7 heures, en haut du Mont-Blanc

« Bon, je pense qu’il n’y a pas plus haut ! », s’exclame Jean-Claude. En effet, il n’est que 7h03 du matin et nous nous retrouvons au plus haut sommet des Alpes. En faisant un tour d’horizon, les autres montagnes ne paraissent plus que de gentilles collines. Des photos, des câlins, des sourires et encore des larmes aux yeux.

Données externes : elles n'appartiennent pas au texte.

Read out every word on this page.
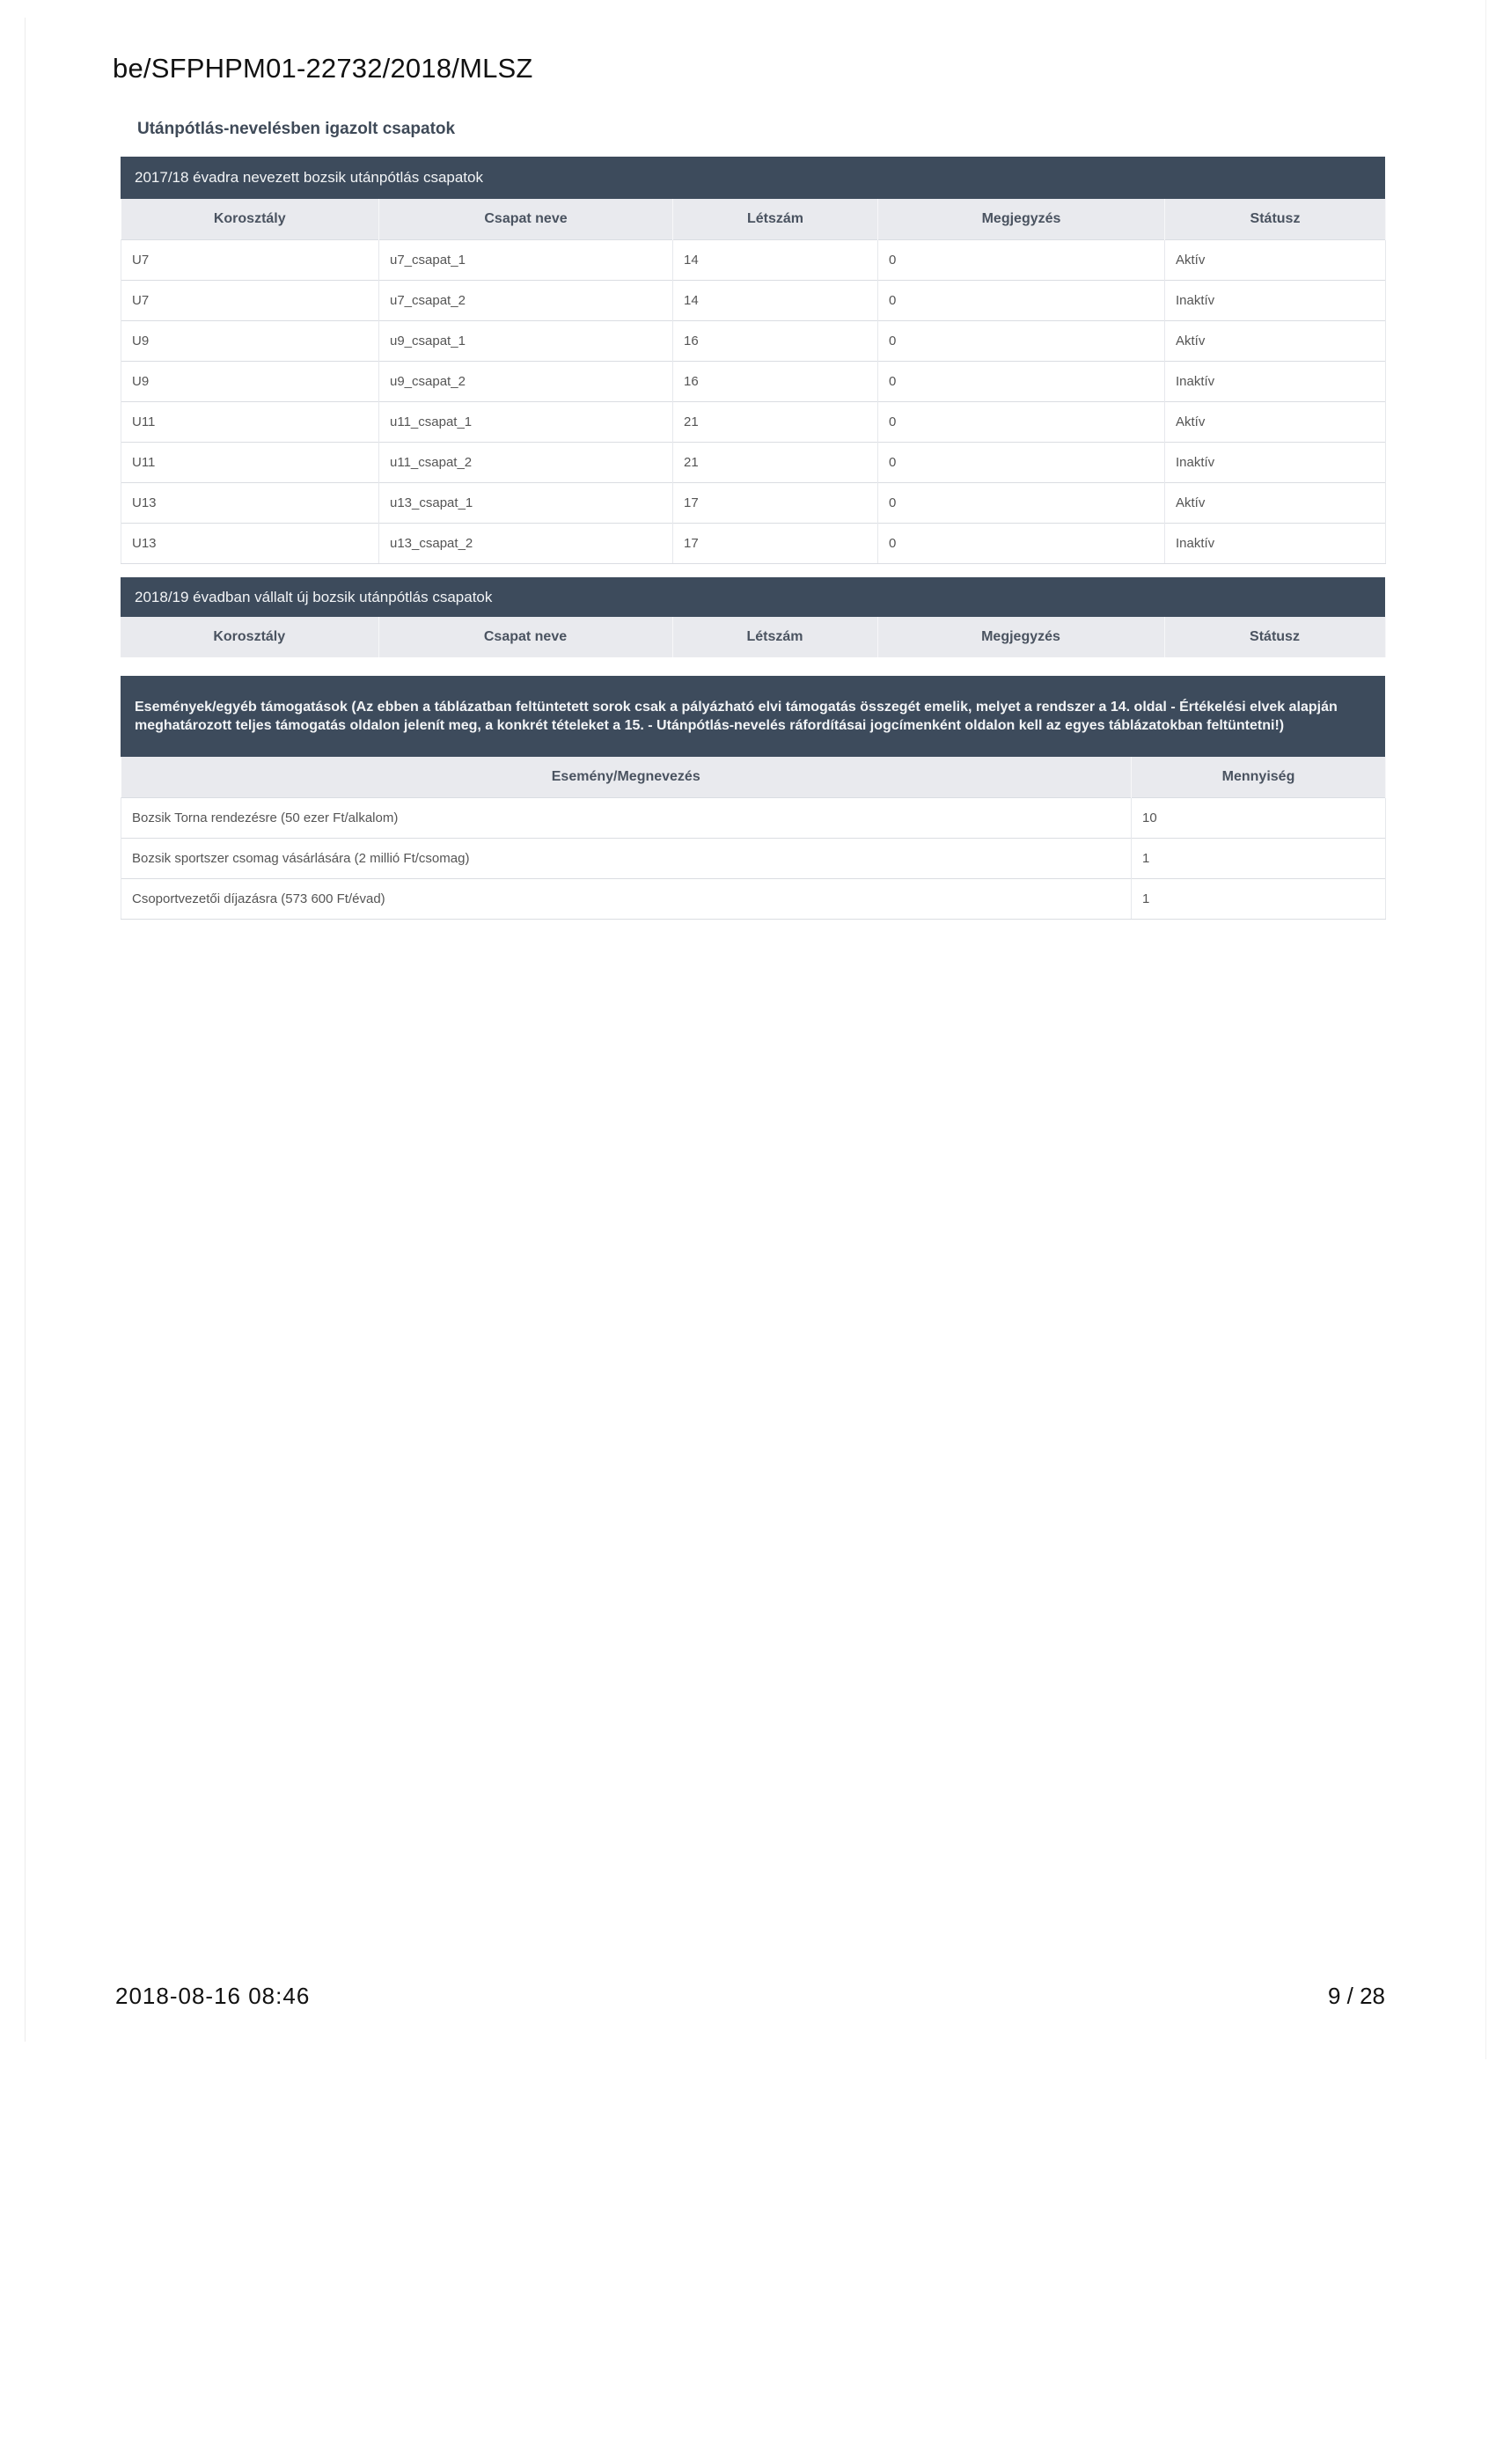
be/SFPHPM01-22732/2018/MLSZ
Utánpótlás-nevelésben igazolt csapatok
2017/18 évadra nevezett bozsik utánpótlás csapatok
Korosztály	Csapat neve	Létszám	Megjegyzés	Státusz
U7	u7_csapat_1	14	0	Aktív
U7	u7_csapat_2	14	0	Inaktív
U9	u9_csapat_1	16	0	Aktív
U9	u9_csapat_2	16	0	Inaktív
U11	u11_csapat_1	21	0	Aktív
U11	u11_csapat_2	21	0	Inaktív
U13	u13_csapat_1	17	0	Aktív
U13	u13_csapat_2	17	0	Inaktív
2018/19 évadban vállalt új bozsik utánpótlás csapatok
Korosztály	Csapat neve	Létszám	Megjegyzés	Státusz
Események/egyéb támogatások (Az ebben a táblázatban feltüntetett sorok csak a pályázható elvi támogatás összegét emelik, melyet a rendszer a 14. oldal - Értékelési elvek alapján meghatározott teljes támogatás oldalon jelenít meg, a konkrét tételeket a 15. - Utánpótlás-nevelés ráfordításai jogcímenként oldalon kell az egyes táblázatokban feltüntetni!)
Esemény/Megnevezés	Mennyiség
Bozsik Torna rendezésre (50 ezer Ft/alkalom)	10
Bozsik sportszer csomag vásárlására (2 millió Ft/csomag)	1
Csoportvezetői díjazásra (573 600 Ft/évad)	1
2018-08-16 08:46	9 / 28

À 7h06, un grand WOOOOW ! retentit au sommet, car le soleil vient de sortir derrière le massif du Mont-Rose, comme un joyau aux reflets oranges et roses. Tout paraît irréel et invraisemblable, au moment du passage-même entre rêve et réalité. Muets d’émoi, nous devons déjà dire au revoir au Mont-Blanc et commencer machinalement la longue descente.

Le retour dans la Vallée

7h10, debut de la descente

On dit qu’une fois arrivés au sommet on n’est qu’à la moitié. Effectivement, c’est le cas, et il ne faut surtout pas sous-estimer la complexité de la descente. Après le peu de sommeil, le réveil cruel en pleine nuit, l’effort de l’ascension, nos corps seront-ils capables d’affronter ce défi ? 3000 m de dénivelé négatif, 12 kilomètres de marche, y inclus la traversée de l’infâme Couloir du Goûter ? Heureusement, oui, grâce à la quantité colossale d’adrénaline dans le système.

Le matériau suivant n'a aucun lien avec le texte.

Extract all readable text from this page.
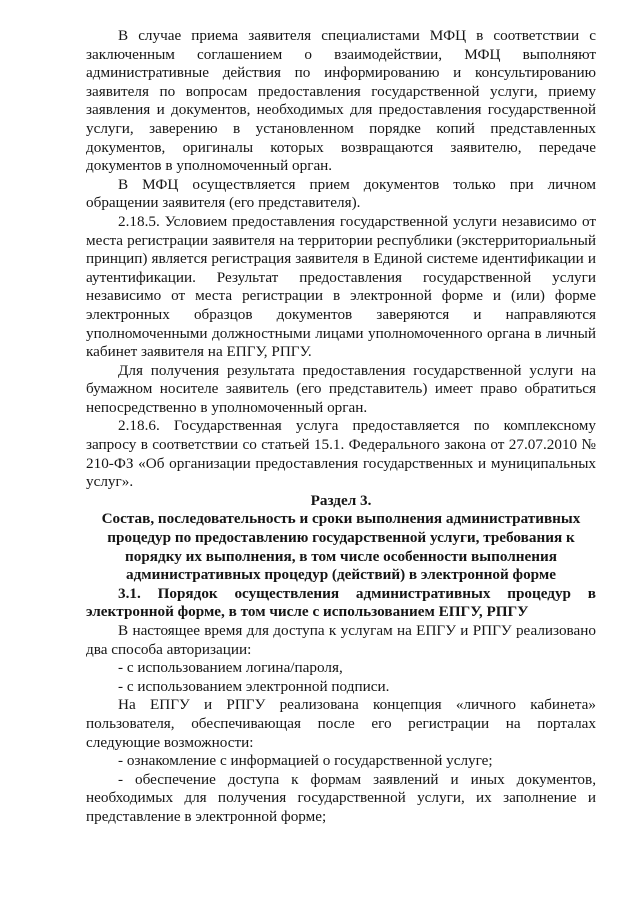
В случае приема заявителя специалистами МФЦ в соответствии с заключенным соглашением о взаимодействии, МФЦ выполняют административные действия по информированию и консультированию заявителя по вопросам предоставления государственной услуги, приему заявления и документов, необходимых для предоставления государственной услуги, заверению в установленном порядке копий представленных документов, оригиналы которых возвращаются заявителю, передаче документов в уполномоченный орган.

В МФЦ осуществляется прием документов только при личном обращении заявителя (его представителя).

2.18.5. Условием предоставления государственной услуги независимо от места регистрации заявителя на территории республики (экстерриториальный принцип) является регистрация заявителя в Единой системе идентификации и аутентификации. Результат предоставления государственной услуги независимо от места регистрации в электронной форме и (или) форме электронных образцов документов заверяются и направляются уполномоченными должностными лицами уполномоченного органа в личный кабинет заявителя на ЕПГУ, РПГУ.

Для получения результата предоставления государственной услуги на бумажном носителе заявитель (его представитель) имеет право обратиться непосредственно в уполномоченный орган.

2.18.6. Государственная услуга предоставляется по комплексному запросу в соответствии со статьей 15.1. Федерального закона от 27.07.2010 № 210-ФЗ «Об организации предоставления государственных и муниципальных услуг».

Раздел 3.

Состав, последовательность и сроки выполнения административных процедур по предоставлению государственной услуги, требования к порядку их выполнения, в том числе особенности выполнения административных процедур (действий) в электронной форме

3.1. Порядок осуществления административных процедур в электронной форме, в том числе с использованием ЕПГУ, РПГУ

В настоящее время для доступа к услугам на ЕПГУ и РПГУ реализовано два способа авторизации:

- с использованием логина/пароля,

- с использованием электронной подписи.

На ЕПГУ и РПГУ реализована концепция «личного кабинета» пользователя, обеспечивающая после его регистрации на порталах следующие возможности:

- ознакомление с информацией о государственной услуге;

- обеспечение доступа к формам заявлений и иных документов, необходимых для получения государственной услуги, их заполнение и представление в электронной форме;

Du sommet jusqu’au Refuge du Goûter il nous a fallu 2 heures. Du Goûter à Tête Rousse, c’est-à-dire le Grand Couloir, 2h10. De Tête Rousse à Bellevue encore 2 heures.

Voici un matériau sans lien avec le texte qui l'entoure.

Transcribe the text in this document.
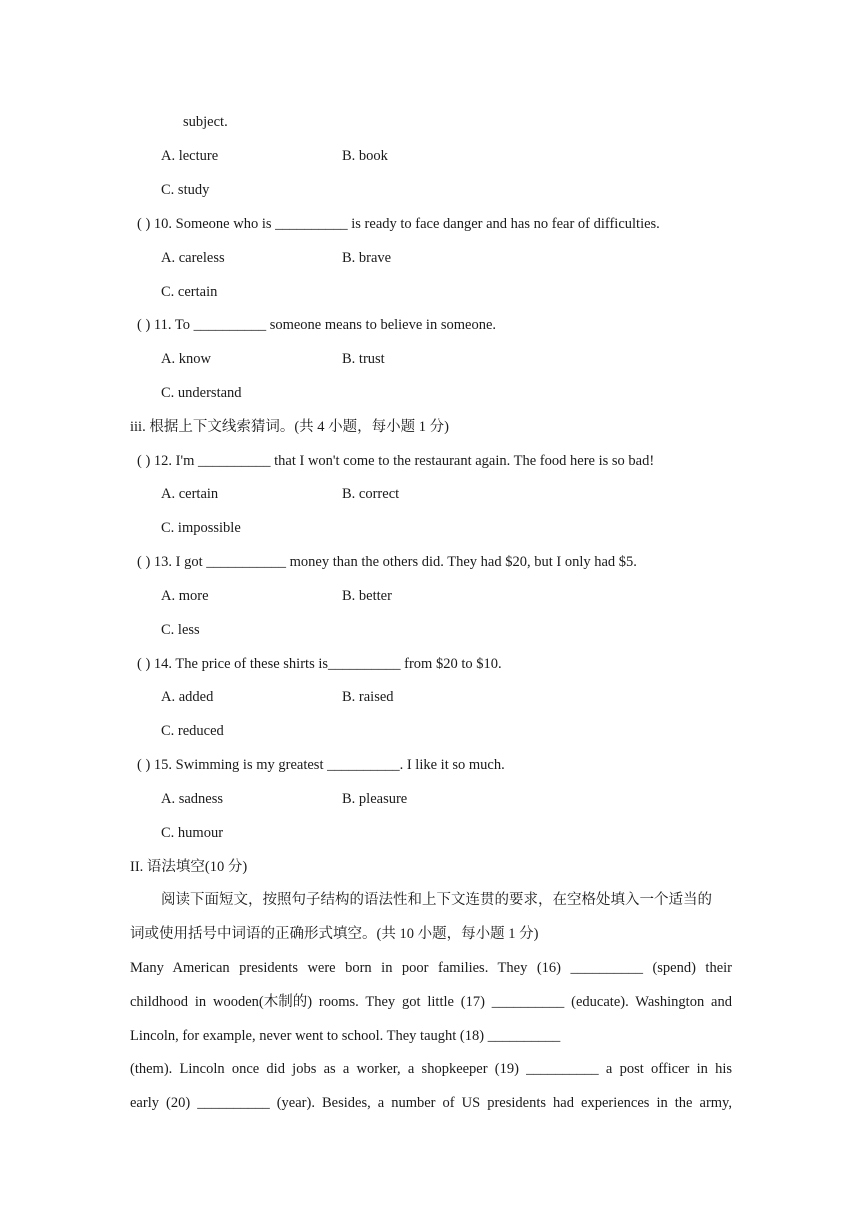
subject.
A. lecture	B. book
C. study
( ) 10. Someone who is __________ is ready to face danger and has no fear of difficulties.
A. careless	B. brave
C. certain
( ) 11. To __________ someone means to believe in someone.
A. know	B. trust
C. understand
iii. 根据上下文线索猜词。(共 4 小题，每小题 1 分)
( ) 12. I'm __________ that I won't come to the restaurant again. The food here is so bad!
A. certain	B. correct
C. impossible
( ) 13. I got ___________ money than the others did. They had $20, but I only had $5.
A. more	B. better
C. less
( ) 14. The price of these shirts is__________ from $20 to $10.
A. added	B. raised
C. reduced
( ) 15. Swimming is my greatest __________. I like it so much.
A. sadness	B. pleasure
C. humour
II. 语法填空(10 分)
阅读下面短文，按照句子结构的语法性和上下文连贯的要求，在空格处填入一个适当的
词或使用括号中词语的正确形式填空。(共 10 小题，每小题 1 分)
Many American presidents were born in poor families. They (16) __________ (spend) their
childhood in wooden(木制的) rooms. They got little (17) __________ (educate). Washington and
Lincoln, for example, never went to school. They taught (18) __________
(them). Lincoln once did jobs as a worker, a shopkeeper (19) __________ a post officer in his
early (20) __________ (year). Besides, a number of US presidents had experiences in the army,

14h30, téléphérique de Bellevue

Nous voilà de nouveau en bas, quasiment 4000 m plus bas qu’il y a quelques heures. Les chaussures ont l’air un peu trop lourdes et les jambes un peu tendues. Miraculeusement, elles tiennent encore debout. C’est bizarre de marcher sur l’asphalte. C’est encore plus étrange de retrouver de l’eau courante aux robinets. Au refuge, il y avait bien des lavabos, mais pas d’eau, celle-ci étant trop rare pour servir à autre chose que la cuisine et les sanitaires – allez voir la conception du bestiau…

Nous nous posons sur la terrasse de Kitsch Inn juste à côté du parking pour marquer l’aboutissement d’une aventure hors du commun autour d’un verre d’eau fraîche. Hors du commun pour nous. Pour Jean-Claude, notre guide, c’est plutôt de l’ordre de la routine. Il y a de fortes chances qu’il refasse le Mont-Blanc dans deux jours. À chacun sa routine :). Nous faisons le plan pour l’année prochaine, c’est sûr que nous allons refaire une sortie dans la même formule. Dufourspitze ? Jungfrau ? Mönch ? Qui sait…

Nous regardons vers le haut, au-delà des loupiotes de la terrasse : on voit bien l’Aiguille du Midi avec son allure de navette spatiale et la tête du Mont-Blanc du Tacul, énorme et enneigée. Des géants maintenant, tandis que ce matin ils n’étaient que des lutins. La sensation d’irréalité persiste. Il faudra laisser passer quelques jours pour se faire à l’idée qu’un rêve est devenu réalité.